Pandorum is directed by Christian Alvart, but more disturbing than that; Pandorum is a new film from producer Paul W.S. Anderson. Though to be fair, I actually quite liked Event Horizon, and Death Race was more fun than I'd anticipated. Perhaps it’s time to give Pandorum another chance on DVD, but then again; perhaps I should stop listening to the voices in my head. Your enjoyment of Pandorum can be assessed by answering the following question, don’t worry; it’s not going to turn into a test or anything. Do you like your horror tinged with sci-fi, or your sci-fi masked by horror? There are aspects of Pandorum that work really well, and as you may have already attained, there are elements that fall flat on their collective arses.

Horror fans have certainly seen it all before, or in the case of Pandorum, not seen much at all. Christian Alvart disguises the poor visual effects with blankets of darkness, with too much of the movie hidden beneath clouds of incomprehensible bleakness. Not only that, he successfully extracts any hope of suspense with the aid of jittery camerawork and fast editing. It’s no wonder the cast members are going insane, I get a headache just thinking about it. The creature effects (yes, there are creatures) are poor throughout, coming on like a made for TV version of Brit horror The Descent. Tension is seen fleeing towards the nearest escape pod, and only fans of the Resident Evil franchise will get a kick out of the predictable scares and deafening noises that punctuate the deathly calm.
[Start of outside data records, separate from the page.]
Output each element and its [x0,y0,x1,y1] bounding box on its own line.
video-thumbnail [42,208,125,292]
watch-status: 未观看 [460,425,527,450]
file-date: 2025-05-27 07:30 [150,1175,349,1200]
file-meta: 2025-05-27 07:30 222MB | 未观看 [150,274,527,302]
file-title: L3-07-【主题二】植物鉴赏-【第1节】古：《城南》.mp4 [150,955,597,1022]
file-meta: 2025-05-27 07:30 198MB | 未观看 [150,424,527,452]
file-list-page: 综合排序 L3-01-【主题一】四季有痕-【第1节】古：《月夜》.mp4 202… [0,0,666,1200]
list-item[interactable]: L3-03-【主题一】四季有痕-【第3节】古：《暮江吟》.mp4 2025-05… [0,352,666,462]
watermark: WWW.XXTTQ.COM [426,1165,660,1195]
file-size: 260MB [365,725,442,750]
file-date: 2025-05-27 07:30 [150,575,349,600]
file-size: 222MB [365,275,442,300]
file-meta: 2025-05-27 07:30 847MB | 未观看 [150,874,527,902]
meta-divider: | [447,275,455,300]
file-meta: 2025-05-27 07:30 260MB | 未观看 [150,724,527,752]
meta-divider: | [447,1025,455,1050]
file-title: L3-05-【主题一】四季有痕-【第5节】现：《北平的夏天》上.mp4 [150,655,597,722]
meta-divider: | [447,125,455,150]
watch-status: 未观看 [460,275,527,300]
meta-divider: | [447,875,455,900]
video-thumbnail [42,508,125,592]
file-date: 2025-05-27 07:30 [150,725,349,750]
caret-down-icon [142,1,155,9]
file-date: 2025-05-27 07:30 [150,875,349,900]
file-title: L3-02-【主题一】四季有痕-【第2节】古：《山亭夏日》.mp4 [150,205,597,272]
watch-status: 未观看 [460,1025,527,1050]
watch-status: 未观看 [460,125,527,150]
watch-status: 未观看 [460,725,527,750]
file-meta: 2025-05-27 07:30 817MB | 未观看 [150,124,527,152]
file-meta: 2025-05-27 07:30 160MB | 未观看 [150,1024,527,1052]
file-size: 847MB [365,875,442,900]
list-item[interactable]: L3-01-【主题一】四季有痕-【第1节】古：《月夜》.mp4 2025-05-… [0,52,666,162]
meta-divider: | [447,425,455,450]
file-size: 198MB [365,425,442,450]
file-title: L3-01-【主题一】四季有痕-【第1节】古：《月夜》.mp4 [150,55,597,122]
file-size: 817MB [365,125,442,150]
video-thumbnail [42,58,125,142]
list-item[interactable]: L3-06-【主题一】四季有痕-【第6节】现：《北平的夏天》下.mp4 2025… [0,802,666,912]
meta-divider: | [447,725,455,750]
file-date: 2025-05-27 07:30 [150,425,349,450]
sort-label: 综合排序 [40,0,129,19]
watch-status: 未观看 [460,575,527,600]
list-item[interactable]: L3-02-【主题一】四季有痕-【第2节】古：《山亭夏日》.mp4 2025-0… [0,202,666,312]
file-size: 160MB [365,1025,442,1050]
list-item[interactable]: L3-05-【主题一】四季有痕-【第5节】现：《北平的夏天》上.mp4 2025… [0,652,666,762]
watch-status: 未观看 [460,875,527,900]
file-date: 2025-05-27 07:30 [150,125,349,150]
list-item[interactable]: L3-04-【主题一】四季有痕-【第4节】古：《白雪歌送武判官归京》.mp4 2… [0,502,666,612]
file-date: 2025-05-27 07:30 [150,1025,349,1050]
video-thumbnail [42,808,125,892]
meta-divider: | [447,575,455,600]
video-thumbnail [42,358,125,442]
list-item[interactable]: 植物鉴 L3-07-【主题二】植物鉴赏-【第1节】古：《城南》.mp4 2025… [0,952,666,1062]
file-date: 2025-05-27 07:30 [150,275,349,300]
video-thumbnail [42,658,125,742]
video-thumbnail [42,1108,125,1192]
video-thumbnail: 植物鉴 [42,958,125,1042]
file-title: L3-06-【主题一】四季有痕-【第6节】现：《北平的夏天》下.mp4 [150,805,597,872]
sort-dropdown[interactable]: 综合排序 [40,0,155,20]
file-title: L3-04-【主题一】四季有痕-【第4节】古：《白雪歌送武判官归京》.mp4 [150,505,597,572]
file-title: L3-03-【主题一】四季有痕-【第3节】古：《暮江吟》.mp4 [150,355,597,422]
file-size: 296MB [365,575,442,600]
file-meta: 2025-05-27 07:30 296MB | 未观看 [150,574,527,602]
Thankfully, the sci-fi angle is a whole lot more pleasurable, hardly groundbreaking, but there are signs of a good movie hidden beneath the terrifying exterior. The initial set up is promising, only to be squandered by the traditional horror fare that follows. Running around in dark corridors, being chased by demonic beasties with a taste for flesh, we’ve seen it all a thousand times before. Scratch beneath the surface and there’s an intelligent movie waiting to be found, hand it to Paul W.S. Anderson and you get what you pay for. The ending is actually rather affecting, which makes it all the more disappointing that we have to wade through ninety minutes of mindless action just to get there.  Themes of isolation, paranoia and fear lack the edge required to drive the movie forward.

Performances are as strong as you might expect, as long as your expectations aren’t too high. I’ve always been a fan of Dennis Quaid, because even when he’s bad he’s somehow bewitching. But then again, maybe that’s just me. I laughed my ass off through G.I. Joe. Having said that, I was laughing my ass off anyway. I always find Ben Foster enticing; he certainly stands out in films like Alpha Dog and Hostage. Ben isn't your typical choice of leads, but that shouldn't be considered a criticism, Foster’s turn is one of the few pleasant surprises this film has to offer. That and the appearance of relative newcomer Antje Traue, they certainly make for an outstanding pair.

Pandorum is not quite the cinematic beasty critics would have you believe. If you’re hoping for a new breed of terror, maybe you should take cover, Pandorum suffers from the same terrifying flaws as the vast majority of Hollywood horror movies made today. Fortunately, hidden beneath the surface, is an intriguing sci-fi concept that will hold your attention up until the enjoyable low-key ending. If it’s solid sci-fi shenanigans mixed with over familiar horror convention you’re after, Pandorum is a mixed bag of delight and disaster waiting to be torn apart. AW 

1 comment:

  1. Yeah, I have some mix feelings on this as it lacked in the horror category. However it made up in the mystery and science fiction category, with decent acting and characterization.